Elle est partie de France, a traversé l’Europe jusqu’aux Balkans pour enfin rejoindre Jérusalem. Durant six mois, Aliénor de Vidal de la Blache a parcouru des milliers de kilomètres à pied en solitaire, dépendant de la générosité des personnes rencontrées sur son chemin et s’en remettant à Dieu pour la guider jusqu’à la ville Sainte.
Se lever, prendre son petit déjeuner, se préparer, puis fermer la porte de chez soi, comme tous les matins. C'est par ces gestes du quotidiens qu’Aliénor de Vidal de la Blache a quitté le confort de son domicile parisien pour ne le retrouver que 6 mois plus part, transformée par un pèlerinage en solitaire jusqu’à Jérusalem. La marcheuse livre son aventure humaine et spirituelle dans un ouvrage intitulé "Seule à pied vers Jérusalem" (Ed. Salvator).
Je suis partie toute seule mais j’avais quand même Dieu dans ma poche.
Pour Aliénor de Vidal de la Blache, l’envie de se lancer sur le chemin est né d’une part, de la sensation d’un décalage entre ses aspirations et sa vie, et de l’autre, d’une soif d’aventure et de dépassement.
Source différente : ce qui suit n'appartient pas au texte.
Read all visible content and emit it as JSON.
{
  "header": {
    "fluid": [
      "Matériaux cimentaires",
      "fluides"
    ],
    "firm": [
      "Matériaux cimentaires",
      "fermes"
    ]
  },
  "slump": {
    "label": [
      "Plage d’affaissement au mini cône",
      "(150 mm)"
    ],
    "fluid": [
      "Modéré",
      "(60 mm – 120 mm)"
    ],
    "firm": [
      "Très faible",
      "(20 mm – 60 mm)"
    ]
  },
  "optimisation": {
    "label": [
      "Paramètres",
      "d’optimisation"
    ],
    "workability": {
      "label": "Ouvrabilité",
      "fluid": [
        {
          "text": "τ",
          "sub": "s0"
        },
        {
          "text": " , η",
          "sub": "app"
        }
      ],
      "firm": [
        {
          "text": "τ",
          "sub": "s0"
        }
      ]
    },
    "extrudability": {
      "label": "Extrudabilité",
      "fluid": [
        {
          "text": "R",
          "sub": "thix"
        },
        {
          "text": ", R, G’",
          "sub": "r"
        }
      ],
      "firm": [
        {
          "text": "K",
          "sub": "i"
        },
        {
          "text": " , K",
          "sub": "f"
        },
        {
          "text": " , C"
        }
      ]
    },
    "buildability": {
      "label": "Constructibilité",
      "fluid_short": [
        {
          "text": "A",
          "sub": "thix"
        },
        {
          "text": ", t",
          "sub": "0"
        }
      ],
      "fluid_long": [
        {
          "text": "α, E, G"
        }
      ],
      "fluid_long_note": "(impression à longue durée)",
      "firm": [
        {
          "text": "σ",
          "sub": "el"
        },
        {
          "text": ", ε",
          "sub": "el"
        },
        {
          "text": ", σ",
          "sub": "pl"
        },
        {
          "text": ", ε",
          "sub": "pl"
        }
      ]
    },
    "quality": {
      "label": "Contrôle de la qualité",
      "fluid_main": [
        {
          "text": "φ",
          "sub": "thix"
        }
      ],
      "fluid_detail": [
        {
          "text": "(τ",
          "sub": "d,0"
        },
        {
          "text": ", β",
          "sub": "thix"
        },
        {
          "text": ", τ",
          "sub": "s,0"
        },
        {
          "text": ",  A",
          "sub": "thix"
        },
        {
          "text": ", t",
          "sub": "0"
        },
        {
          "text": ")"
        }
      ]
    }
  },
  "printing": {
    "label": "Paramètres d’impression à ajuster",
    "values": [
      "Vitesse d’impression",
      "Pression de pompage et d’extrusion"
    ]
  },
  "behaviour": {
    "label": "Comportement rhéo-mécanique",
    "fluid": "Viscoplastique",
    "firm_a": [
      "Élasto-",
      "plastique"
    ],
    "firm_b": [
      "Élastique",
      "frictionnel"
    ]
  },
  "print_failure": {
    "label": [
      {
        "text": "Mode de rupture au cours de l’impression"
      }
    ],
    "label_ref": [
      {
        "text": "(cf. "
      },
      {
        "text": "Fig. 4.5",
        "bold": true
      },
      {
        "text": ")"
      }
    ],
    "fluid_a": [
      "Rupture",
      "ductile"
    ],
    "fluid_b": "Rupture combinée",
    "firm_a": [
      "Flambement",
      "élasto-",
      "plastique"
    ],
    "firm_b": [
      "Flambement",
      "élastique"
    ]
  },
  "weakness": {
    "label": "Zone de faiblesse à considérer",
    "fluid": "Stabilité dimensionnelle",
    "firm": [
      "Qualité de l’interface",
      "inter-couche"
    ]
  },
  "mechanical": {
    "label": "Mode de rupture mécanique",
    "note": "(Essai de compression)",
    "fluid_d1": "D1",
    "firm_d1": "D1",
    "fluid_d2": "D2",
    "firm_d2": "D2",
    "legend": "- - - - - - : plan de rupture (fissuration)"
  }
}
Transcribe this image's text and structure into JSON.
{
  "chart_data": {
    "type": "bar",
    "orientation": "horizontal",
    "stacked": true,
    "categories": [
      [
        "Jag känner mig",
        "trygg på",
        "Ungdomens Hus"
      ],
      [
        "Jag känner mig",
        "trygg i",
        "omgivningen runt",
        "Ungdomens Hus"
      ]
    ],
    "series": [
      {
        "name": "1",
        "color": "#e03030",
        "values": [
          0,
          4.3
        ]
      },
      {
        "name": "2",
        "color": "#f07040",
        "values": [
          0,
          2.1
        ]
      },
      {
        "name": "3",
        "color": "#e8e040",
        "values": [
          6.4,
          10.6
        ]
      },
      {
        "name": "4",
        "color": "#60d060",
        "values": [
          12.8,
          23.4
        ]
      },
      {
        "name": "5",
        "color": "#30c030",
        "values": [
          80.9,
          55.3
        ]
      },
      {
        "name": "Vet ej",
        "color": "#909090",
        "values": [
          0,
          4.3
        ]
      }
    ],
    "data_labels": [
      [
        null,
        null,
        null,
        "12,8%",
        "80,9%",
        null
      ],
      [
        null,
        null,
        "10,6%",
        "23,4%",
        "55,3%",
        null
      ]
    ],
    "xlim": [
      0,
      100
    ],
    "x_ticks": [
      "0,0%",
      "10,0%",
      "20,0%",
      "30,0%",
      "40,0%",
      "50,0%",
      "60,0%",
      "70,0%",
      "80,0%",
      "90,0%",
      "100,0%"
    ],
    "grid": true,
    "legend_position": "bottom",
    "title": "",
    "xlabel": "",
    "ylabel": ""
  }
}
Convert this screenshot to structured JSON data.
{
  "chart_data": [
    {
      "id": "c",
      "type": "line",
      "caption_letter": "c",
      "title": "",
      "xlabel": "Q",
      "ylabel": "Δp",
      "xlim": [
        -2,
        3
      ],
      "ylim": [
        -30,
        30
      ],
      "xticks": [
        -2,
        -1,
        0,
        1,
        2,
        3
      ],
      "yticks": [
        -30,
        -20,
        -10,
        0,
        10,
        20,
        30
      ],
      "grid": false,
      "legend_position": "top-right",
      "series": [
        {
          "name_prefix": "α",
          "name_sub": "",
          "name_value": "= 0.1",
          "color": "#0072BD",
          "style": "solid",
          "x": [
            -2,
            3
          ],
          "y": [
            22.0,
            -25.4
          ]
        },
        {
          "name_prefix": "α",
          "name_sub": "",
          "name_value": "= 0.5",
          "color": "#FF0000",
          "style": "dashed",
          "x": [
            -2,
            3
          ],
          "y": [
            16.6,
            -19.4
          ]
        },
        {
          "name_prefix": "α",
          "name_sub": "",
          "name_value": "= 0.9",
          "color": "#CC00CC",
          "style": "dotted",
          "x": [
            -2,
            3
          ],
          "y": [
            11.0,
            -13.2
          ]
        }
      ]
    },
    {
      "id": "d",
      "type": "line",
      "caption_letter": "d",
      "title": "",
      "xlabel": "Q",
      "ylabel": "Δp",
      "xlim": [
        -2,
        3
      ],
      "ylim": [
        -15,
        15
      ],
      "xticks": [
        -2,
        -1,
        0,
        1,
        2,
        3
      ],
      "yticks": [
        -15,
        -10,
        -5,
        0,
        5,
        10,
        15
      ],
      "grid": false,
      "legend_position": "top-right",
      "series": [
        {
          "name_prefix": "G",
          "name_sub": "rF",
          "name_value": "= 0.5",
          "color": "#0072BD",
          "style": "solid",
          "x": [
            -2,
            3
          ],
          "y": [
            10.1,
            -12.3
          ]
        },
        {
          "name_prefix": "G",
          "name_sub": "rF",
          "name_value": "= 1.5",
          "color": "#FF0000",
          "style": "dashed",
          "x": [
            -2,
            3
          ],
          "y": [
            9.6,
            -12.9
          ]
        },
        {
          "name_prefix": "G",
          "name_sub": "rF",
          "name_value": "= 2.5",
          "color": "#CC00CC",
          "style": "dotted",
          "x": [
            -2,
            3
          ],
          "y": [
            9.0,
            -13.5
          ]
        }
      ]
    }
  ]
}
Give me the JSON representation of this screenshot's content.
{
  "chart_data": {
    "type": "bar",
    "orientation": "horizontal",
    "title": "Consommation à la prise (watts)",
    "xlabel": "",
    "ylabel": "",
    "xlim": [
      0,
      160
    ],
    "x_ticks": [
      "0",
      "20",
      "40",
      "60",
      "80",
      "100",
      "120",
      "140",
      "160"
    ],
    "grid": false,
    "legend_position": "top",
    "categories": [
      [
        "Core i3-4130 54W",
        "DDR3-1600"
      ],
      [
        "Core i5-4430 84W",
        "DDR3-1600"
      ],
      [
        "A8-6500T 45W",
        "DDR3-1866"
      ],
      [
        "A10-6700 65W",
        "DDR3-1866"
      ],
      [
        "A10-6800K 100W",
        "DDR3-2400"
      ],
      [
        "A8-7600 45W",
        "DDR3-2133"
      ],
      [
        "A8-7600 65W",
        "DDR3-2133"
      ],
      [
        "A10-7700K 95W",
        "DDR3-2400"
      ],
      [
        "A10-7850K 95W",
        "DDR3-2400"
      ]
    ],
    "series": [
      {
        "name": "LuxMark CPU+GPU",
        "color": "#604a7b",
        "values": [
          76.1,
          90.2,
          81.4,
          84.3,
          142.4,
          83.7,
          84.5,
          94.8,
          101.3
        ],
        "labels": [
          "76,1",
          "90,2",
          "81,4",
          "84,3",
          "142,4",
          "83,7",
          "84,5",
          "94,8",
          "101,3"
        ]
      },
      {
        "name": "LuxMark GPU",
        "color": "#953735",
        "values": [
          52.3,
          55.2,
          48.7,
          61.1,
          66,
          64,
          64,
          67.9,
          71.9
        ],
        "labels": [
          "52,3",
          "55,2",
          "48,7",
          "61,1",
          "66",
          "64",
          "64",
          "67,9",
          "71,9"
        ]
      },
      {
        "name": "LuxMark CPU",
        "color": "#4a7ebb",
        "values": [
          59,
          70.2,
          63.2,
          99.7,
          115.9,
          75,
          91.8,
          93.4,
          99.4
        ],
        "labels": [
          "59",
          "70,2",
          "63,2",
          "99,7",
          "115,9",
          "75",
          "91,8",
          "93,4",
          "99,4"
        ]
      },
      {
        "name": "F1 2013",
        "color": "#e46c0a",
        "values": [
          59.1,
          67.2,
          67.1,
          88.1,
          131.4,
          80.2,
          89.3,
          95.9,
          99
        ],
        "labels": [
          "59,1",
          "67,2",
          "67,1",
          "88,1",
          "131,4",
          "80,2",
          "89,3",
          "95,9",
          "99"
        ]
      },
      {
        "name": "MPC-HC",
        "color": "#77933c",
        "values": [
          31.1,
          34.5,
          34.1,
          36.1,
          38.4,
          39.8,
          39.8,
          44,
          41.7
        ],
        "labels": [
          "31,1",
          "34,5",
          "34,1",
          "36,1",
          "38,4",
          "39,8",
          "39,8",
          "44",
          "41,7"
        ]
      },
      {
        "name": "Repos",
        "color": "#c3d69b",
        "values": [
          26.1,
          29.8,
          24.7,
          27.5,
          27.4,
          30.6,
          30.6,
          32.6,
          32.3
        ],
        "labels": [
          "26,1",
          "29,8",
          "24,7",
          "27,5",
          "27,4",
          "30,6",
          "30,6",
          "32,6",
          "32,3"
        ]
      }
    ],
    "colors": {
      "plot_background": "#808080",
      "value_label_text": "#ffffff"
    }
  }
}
Marcher en solitaire s’est alors imposé à elle comme une évidence, confie-t-elle : "Seule, je vis les choses beaucoup plus intensément. Si je suis avec des gens, je me disperse beaucoup plus facilement."
Marcher en solitaire? Pas tout à fait, reconnaît Aliénor de Vidal de la Blache : "Je suis partie toute seule mais j’avais quand même Dieu dans ma poche." Celle qui a en réalité entrepris un véritable pèlerinage a vite compris qu’atteindre un exploit ne suffirait pas à combler sa sensation de décalage et que sa soif de sens passerait par le fait de faire de Dieu son compagnon de route. "Si Dieu n’était pas eu cœur de ce que je cherchais, je passerais à côté de ce qui ferait l’essentiel de ma vie." ajoute-elle.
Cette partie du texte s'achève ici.